Try \[x^3+6 x^2+13 x+10 \]

Answer 2

Hello Brittney!

Remember: COMPLEX ROOTS - roots like (2+i) - come in pairs! Where there's a (2+i), there's a (2-i). -2, as a real number, would be left alone. So what we're really looking for is a polynomial equation with the roots: -2, (2+i), (2-i). Cool!

So...

How do we get it?

Easy. You just plug these roots into factor form and multiply ALL the elements together in order to get the un-factored polynomial equation. In this case, we're multiplying:

(x+2) * (x -(2+i)) * (x-(2-i))

Let's start with the complex root section first.

(x -(2+i)) * (x-(2-i))

Okay? Let's distribute the negative signs.

(x - 2 - i) * (x - 2 +i)

Now do distribution of terms.

With x in the first pair of parentheses, we'll distribute it first:
x(x - 2 + i)
(x^2) - 2x + xi

Now distribute -2:
-2(x - 2 + i)
-2x +4 - 2i

Now, do it with -i:
-i(x - 2 + i)
-ix + 2i - (i^2)

Now, notice that when we distributed -i, we ended up with (i^2).

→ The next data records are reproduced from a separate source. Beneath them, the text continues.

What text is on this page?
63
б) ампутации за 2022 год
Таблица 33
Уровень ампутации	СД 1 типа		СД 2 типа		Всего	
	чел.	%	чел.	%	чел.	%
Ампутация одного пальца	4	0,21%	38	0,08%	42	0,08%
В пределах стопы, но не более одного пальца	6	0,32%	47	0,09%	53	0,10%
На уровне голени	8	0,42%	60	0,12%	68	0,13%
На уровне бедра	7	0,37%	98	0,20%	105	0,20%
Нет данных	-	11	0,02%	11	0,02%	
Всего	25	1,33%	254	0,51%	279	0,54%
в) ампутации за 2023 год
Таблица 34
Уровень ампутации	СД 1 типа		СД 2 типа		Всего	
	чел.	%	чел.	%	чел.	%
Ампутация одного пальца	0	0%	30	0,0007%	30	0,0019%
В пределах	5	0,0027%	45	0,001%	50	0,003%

Remember how (i^2) was equal to -1? Yeah! Now we can replace:

-ix + 2i - (i^2)

with:

-ix + 2i - (-1)

So it becomes:

-ix + 2i + 1.

Having distributed each of the terms in the first set of parentheses, we can add the distributed forms together!

We get:

( (x^2) - 2x + xi) + (-2x +4 - 2i) + (-ix + 2i + 1)

Let's solve!

This boils down to:

(x^2) - 4x + xi + 4 - 2i - ix + 2i + 1

Which is:

(x^2) - 4x + 4 - 2i + 2i + 1

Which is:

(x^2) - 4x + 4 + 1, or:

(x^2) - 4x + 5.

Okay, but remember the (x+2) that we left a long, long time ago in a land far, far away? We gotta multiply it back onto the simplified form of (x -(2+i)) * (x-(2-i)).

So:

(x+2)( (x^2) - 4x + 5)

is what we must multiply now.

Distributing, we get:

(x^3) + 2x^2 - 4x^2 - 8x + 5x + 10.

Simplify!

(x^3) - 2x^2 - 3x + 10.

This is what I think the answer is. Robtobey may be correct though, so definitely try to see how he got his answer!